On 11/16/2025 10:22 PM, tong.li wrote:
Dear Christian:
In the updated version of our draft draft-li-quic-minimum-rtt-estimation-01 (https://datatracker.ietf.org/doc/html/draft-li-quic-minimum-rtt-estimation), I have already added an acknowledgement and a reference to the timestamp draft (draft-huitema-quic-ts) in Section 5.2.
Thanks!
  I also realize that our current draft as providing a motivation and a 
specific application for timestamp mechanisms like the one you proposed, 
potentially renewing interest in this area by demonstrating a use-case for 
improving minRTT estimation

It is very hard to compute one way delays without synchronized clocks. That's one of the reasons why the timestamp approach failed to gain much traction.

You can of course use the series of timestamps to construct a synchronization mechanism. You will have to use construct a model of how clocks may drift, and then implement a most likelihood estimator to transform the peer's timestamps into time values synchronized with the local scope. Most implementers who have seen that concluded that they would rather not.

The "ack delay" approach used in RFC 9000 and extended in draft-ietf-quic-receive-ts has the big advantage of not requiring synchronized clocks, because the delay is the difference between two local clocks. It does require that the clocks be reasonably precise, but since the measured delays are usually very short that is not a big issue in practice. You end up with a pretty good estimate of the min RTT, even if the clocks are not synchronized.

I also greatly appreciate your suggestion to contribute to the ongoing WG effort, 
draft-ietf-quic-receive-ts.
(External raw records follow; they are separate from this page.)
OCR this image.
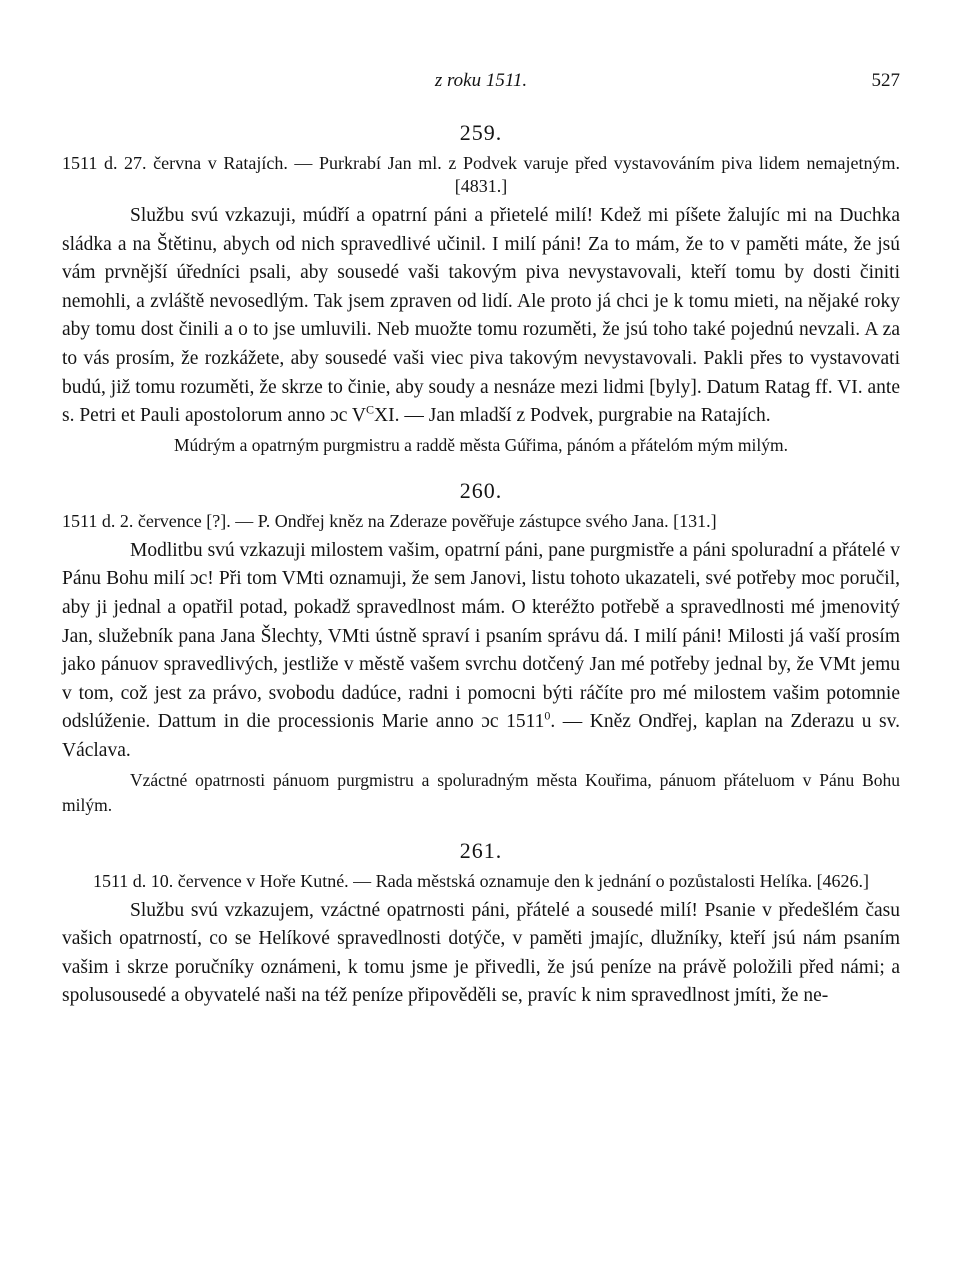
z roku 1511.	527
259.
1511 d. 27. června v Ratajích. — Purkrabí Jan ml. z Podvek varuje před vystavováním piva lidem nemajetným. [4831.]
Službu svú vzkazuji, múdří a opatrní páni a přietelé milí! Kdež mi píšete žalujíc mi na Duchka sládka a na Štětinu, abych od nich spravedlivé učinil. I milí páni! Za to mám, že to v paměti máte, že jsú vám prvnější úředníci psali, aby sousedé vaši takovým piva nevystavovali, kteří tomu by dosti činiti nemohli, a zvláště nevosedlým. Tak jsem zpraven od lidí. Ale proto já chci je k tomu mieti, na nějaké roky aby tomu dost činili a o to jse umluvili. Neb muožte tomu rozuměti, že jsú toho také pojednú nevzali. A za to vás prosím, že rozkážete, aby sousedé vaši viec piva takovým nevystavovali. Pakli přes to vystavovati budú, již tomu rozuměti, že skrze to činie, aby soudy a nesnáze mezi lidmi [byly]. Datum Ratag ff. VI. ante s. Petri et Pauli apostolorum anno ɔc $V^CXI$. — Jan mladší z Podvek, purgrabie na Ratajích.
Múdrým a opatrným purgmistru a raddě města Gúřima, pánóm a přátelóm mým milým.
260.
1511 d. 2. července [?]. — P. Ondřej kněz na Zderaze pověřuje zástupce svého Jana. [131.]
Modlitbu svú vzkazuji milostem vašim, opatrní páni, pane purgmistře a páni spoluradní a přátelé v Pánu Bohu milí ɔc! Při tom VMti oznamuji, že sem Janovi, listu tohoto ukazateli, své potřeby moc poručil, aby ji jednal a opatřil potad, pokadž spravedlnost mám. O kteréžto potřebě a spravedlnosti mé jmenovitý Jan, služebník pana Jana Šlechty, VMti ústně spraví i psaním správu dá. I milí páni! Milosti já vaší prosím jako pánuov spravedlivých, jestliže v městě vašem svrchu dotčený Jan mé potřeby jednal by, že VMt jemu v tom, což jest za právo, svobodu dadúce, radni i pomocni býti ráčíte pro mé milostem vašim potomnie odslúženie. Dattum in die processionis Marie anno ɔc 1511$^0$. — Kněz Ondřej, kaplan na Zderazu u sv. Václava.
Vzáctné opatrnosti pánuom purgmistru a spoluradným města Kouřima, pánuom přáteluom v Pánu Bohu milým.
261.
1511 d. 10. července v Hoře Kutné. — Rada městská oznamuje den k jednání o pozůstalosti Helíka. [4626.]
Službu svú vzkazujem, vzáctné opatrnosti páni, přátelé a sousedé milí! Psanie v předešlém času vašich opatrností, co se Helíkové spravedlnosti dotýče, v paměti jmajíc, dlužníky, kteří jsú nám psaním vašim i skrze poručníky oznámeni, k tomu jsme je přivedli, že jsú peníze na právě položili před námi; a spolusousedé a obyvatelé naši na též peníze připověděli se, pravíc k nim spravedlnost jmíti, že ne-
If I understand correctly, my approach addresses a slightly 
different aspect of the problem. While draft-ietf-quic-receive-ts enables reporting 
multiple receive timestamps, it does not guarantee that the timestamp of the packet with 
the minimum One-Way Delay (minOWD) is included in the feedback. As we discuss in our 
draft (Section 3), missing this specific sample can still lead to a biased minRTT 
estimate, especially under high throughput (I have some preliminary data in a prior paper 
"TACK: Improving Wireless Transport Performance by Taming Acknowledgments" (Li 
et al.), indeed we need more evaluations to show how the biases change under different 
networks).  draft-li-quic-minimum-rtt-estimation-01 now proposes MINOWD-ACK frame (thanks 
to the help from Marco Munizaga), which is specifically designed to ensure this critical 
sample is reported.
Maybe you could suggest a strategy for receivers to properly chose for which packets they report the timestamp? That would be a very useful complement to draft-ietf-quic-receive-ts.
Our work can complement draft-ietf-quic-receive-ts by highlighting a key 
scenario (precise minRTT estimation under low ACK frequency) and offering a 
specialized solution. We would be very interested in contributing to the WG 
discussion and exploring how these ideas could be integrated or how our 
findings could help improve the ongoing work.

It would be interesting to discuss the purpose of the minRTT estimation. Most implementations do not really use delay estimations for loss detection and recovery -- like RFC 9002 they use RACK, which does not require precise timeout estimates. Do you want to use the min RTT for congestion control?